Tech:Incidents/2018-08-22-Database

From Meta
Jump to navigation Jump to search

A bad copy of database grants into the MySQL terminal caused 17 minutes of downtime.

Timeline[edit source]

  • 16:46 Reception123: copy and pasted grants from Phabricator [1] into the MySQL prompt
  • 16:46 Reception123: notices that there is a 503 error and asks John and Paladox for assistance
  • 17:01 Paladox: notices that Reception123 copied it from Puppet instead of Db4 directly, and informs Reception123
  • 17:03 Reception123 copies the file from the correct location in db4, and the wikis go back up

Conclusion[edit source]

Reception123 copied a wrong file from Puppet which was only an .erb file, and only contained Puppet locations, but not actual passwords for MySQL, which caused a connection error to the database. Way more care must be taken when copying things into the MySQL prompt, and Reception123 should have made himself aware of the proper procedure before executing this.

  • Before executing something, sysadmins must be sure of what they are doing, and think about the consequences that their actions have.

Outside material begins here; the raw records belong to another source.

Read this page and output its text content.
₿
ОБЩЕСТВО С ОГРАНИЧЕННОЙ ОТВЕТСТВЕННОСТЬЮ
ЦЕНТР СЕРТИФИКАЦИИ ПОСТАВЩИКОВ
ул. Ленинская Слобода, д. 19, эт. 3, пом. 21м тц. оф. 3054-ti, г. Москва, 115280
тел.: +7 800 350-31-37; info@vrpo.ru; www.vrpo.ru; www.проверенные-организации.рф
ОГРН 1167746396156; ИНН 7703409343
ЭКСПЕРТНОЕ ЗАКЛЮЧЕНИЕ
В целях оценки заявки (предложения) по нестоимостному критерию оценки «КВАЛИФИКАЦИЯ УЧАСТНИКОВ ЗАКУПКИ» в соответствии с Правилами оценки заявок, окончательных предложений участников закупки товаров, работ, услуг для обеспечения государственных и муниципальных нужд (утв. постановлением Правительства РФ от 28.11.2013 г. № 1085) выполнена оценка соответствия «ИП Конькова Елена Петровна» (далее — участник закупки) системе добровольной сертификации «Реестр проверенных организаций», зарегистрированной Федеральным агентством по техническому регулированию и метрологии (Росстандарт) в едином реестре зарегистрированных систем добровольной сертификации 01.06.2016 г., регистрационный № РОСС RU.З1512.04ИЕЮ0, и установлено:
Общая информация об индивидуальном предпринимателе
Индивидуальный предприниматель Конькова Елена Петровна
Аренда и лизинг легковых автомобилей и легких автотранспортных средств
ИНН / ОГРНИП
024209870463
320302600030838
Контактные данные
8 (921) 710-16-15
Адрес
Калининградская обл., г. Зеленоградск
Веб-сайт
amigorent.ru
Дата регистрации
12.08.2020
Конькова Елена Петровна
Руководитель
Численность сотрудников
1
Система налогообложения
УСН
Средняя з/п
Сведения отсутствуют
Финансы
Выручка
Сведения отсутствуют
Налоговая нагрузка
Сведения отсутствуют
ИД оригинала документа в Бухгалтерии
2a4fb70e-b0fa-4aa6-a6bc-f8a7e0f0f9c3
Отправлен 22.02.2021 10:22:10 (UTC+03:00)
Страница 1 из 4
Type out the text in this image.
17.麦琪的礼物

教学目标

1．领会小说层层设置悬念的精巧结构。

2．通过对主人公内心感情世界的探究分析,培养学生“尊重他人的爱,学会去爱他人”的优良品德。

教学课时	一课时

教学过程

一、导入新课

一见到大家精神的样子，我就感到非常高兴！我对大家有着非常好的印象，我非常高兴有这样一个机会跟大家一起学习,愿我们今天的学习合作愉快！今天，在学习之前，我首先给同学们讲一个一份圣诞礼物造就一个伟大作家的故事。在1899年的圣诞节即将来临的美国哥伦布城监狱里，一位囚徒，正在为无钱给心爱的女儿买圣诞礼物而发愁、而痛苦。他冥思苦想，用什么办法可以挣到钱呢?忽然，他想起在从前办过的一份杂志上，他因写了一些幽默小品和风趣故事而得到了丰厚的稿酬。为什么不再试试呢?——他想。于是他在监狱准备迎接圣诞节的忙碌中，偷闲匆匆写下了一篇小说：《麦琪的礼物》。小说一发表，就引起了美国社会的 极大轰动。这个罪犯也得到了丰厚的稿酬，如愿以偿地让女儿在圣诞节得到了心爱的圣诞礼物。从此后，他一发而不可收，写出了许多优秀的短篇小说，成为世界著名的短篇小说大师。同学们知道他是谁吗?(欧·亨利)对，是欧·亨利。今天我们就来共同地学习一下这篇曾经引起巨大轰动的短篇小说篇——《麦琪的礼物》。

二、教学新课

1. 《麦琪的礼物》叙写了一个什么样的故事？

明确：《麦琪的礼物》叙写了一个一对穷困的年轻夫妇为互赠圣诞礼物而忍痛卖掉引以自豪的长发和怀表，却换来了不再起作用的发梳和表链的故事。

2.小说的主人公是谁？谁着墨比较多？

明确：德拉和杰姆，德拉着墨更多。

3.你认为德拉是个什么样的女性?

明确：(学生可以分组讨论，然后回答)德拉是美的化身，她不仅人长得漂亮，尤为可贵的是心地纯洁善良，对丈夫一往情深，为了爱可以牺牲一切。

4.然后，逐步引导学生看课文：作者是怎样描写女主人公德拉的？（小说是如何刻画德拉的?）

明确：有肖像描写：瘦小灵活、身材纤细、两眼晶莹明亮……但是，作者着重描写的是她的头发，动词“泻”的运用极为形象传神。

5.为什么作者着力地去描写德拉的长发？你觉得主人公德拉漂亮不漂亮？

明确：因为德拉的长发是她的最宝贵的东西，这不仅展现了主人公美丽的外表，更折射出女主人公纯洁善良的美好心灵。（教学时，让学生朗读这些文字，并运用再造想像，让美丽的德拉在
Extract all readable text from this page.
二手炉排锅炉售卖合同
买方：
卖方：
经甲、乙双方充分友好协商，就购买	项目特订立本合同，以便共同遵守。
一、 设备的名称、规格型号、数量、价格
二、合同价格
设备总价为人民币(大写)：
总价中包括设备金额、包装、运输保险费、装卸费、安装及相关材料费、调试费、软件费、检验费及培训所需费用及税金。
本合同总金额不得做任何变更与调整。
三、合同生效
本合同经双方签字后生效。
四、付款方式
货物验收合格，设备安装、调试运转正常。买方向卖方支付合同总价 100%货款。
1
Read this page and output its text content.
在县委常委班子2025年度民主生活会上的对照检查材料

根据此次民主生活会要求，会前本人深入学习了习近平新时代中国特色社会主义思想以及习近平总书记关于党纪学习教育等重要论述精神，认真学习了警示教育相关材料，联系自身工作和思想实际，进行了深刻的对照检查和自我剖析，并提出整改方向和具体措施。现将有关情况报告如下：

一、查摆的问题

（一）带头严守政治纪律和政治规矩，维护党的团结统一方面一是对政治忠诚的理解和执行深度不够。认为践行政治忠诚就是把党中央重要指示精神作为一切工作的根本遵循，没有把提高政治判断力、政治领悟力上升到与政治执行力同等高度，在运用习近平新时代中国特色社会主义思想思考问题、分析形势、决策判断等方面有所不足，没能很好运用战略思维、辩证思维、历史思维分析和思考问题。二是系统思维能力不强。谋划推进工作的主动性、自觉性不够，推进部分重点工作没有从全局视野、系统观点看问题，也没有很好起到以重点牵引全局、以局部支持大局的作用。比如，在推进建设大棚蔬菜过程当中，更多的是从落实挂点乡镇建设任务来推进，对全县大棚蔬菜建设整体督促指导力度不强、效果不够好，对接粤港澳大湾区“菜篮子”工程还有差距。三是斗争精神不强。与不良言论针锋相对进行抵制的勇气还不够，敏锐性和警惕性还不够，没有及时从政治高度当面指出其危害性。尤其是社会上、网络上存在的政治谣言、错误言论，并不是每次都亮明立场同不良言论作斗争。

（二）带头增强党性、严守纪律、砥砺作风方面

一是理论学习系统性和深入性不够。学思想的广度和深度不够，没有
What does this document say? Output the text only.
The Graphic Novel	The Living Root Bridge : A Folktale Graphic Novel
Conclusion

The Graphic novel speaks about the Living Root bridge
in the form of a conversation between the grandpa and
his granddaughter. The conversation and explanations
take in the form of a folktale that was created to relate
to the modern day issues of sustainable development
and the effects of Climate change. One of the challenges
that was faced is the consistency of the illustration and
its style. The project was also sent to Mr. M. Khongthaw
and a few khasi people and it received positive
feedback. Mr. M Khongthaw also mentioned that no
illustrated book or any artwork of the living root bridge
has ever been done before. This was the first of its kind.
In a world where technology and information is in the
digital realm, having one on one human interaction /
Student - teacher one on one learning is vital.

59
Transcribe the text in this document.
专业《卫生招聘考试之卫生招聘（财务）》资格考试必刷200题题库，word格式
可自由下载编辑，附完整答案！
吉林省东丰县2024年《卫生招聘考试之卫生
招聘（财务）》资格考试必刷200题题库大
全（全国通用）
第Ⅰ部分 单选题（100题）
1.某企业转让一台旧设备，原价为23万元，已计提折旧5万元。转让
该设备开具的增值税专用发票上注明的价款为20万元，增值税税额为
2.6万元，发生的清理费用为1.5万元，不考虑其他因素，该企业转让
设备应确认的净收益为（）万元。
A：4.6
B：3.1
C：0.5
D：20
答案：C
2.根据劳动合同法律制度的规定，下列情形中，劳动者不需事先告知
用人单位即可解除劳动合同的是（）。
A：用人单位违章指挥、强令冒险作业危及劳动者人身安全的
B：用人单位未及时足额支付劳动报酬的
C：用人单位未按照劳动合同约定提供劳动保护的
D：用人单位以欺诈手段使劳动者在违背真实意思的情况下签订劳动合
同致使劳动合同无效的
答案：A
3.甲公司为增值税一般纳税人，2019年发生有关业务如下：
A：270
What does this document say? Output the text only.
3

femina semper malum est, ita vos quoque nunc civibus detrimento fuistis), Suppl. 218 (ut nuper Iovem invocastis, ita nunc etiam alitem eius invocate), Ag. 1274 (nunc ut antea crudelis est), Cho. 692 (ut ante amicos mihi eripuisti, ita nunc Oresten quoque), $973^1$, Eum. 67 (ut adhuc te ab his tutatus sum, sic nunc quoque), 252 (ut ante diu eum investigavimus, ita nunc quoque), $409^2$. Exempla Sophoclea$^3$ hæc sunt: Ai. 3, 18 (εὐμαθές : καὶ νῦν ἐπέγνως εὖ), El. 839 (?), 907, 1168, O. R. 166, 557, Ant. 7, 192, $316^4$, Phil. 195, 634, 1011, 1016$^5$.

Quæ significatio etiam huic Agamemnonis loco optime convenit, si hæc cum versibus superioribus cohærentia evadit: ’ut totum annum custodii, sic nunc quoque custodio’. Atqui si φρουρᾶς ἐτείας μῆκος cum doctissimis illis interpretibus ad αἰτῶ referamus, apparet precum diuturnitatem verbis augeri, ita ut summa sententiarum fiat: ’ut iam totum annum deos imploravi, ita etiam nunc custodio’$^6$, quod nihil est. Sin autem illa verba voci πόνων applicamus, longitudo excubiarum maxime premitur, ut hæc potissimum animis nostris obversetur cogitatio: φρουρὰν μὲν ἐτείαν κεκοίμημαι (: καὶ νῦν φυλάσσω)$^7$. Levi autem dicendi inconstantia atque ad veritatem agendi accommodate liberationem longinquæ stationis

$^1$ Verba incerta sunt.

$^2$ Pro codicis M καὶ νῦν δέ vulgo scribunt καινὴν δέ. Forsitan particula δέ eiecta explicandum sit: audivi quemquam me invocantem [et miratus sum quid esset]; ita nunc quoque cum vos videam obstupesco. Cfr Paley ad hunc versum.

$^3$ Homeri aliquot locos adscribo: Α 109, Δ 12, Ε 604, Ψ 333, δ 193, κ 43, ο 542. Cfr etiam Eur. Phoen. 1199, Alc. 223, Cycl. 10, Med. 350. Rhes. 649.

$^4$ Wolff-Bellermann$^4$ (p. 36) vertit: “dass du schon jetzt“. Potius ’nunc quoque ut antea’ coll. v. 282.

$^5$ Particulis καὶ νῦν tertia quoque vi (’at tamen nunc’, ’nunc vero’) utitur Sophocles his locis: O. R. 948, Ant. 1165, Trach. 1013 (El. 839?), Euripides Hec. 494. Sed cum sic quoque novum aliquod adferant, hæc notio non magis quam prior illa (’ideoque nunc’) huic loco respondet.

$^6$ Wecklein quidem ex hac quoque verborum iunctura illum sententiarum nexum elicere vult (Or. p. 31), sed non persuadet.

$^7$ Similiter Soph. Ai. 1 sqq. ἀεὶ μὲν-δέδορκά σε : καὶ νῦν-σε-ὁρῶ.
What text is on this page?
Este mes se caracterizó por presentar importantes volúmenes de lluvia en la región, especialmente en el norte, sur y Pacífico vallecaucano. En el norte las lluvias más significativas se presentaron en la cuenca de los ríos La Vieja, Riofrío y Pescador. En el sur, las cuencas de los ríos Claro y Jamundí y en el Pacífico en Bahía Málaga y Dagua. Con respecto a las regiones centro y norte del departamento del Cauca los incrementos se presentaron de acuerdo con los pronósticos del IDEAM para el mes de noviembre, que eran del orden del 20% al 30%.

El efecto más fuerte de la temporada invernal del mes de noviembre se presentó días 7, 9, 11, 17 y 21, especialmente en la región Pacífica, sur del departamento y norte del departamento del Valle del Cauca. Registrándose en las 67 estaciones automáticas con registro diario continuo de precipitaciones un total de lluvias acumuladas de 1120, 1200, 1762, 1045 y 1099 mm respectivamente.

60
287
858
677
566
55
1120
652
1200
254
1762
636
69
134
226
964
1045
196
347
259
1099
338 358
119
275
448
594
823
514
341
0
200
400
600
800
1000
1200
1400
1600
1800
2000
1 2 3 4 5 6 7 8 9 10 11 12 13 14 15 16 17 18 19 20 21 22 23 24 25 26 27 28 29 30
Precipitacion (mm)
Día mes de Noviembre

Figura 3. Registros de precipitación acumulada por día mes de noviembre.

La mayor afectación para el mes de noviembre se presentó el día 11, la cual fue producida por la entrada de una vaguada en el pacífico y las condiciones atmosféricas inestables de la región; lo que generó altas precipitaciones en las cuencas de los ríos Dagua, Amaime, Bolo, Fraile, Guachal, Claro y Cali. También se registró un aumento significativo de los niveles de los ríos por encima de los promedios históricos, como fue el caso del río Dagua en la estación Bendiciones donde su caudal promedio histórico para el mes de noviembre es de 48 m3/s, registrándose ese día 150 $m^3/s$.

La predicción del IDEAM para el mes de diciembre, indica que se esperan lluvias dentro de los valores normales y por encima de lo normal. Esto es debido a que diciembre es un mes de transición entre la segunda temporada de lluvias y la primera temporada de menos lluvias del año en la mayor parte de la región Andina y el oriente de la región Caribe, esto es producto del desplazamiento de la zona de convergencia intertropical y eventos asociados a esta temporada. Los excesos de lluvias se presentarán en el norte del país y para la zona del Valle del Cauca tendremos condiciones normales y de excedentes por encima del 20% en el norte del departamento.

The cause here is obviously, human error.

Actionables[edit source]

No actionables for this, since it was caused entirely by human error

Reporting[edit source]

  • What services/sites were used to report the downtime?
    • Twitter
  • What other services/sites were available for reporting, but were not used?
    • Facebook, IRC

Meta[edit source]

  • Online during downtime: Reception123, John, Paladox, NDKilla
  • Who responded to this incident?
    • Reception123, John, Paladox, NDKilla
  • What services were affected?
    • MediaWiki
  • Who, therefore, needs to review this report?
    • All Operations members
  • Timestamp: Reception123 (talk) (C) 16:08, 23 August 2018 (UTC)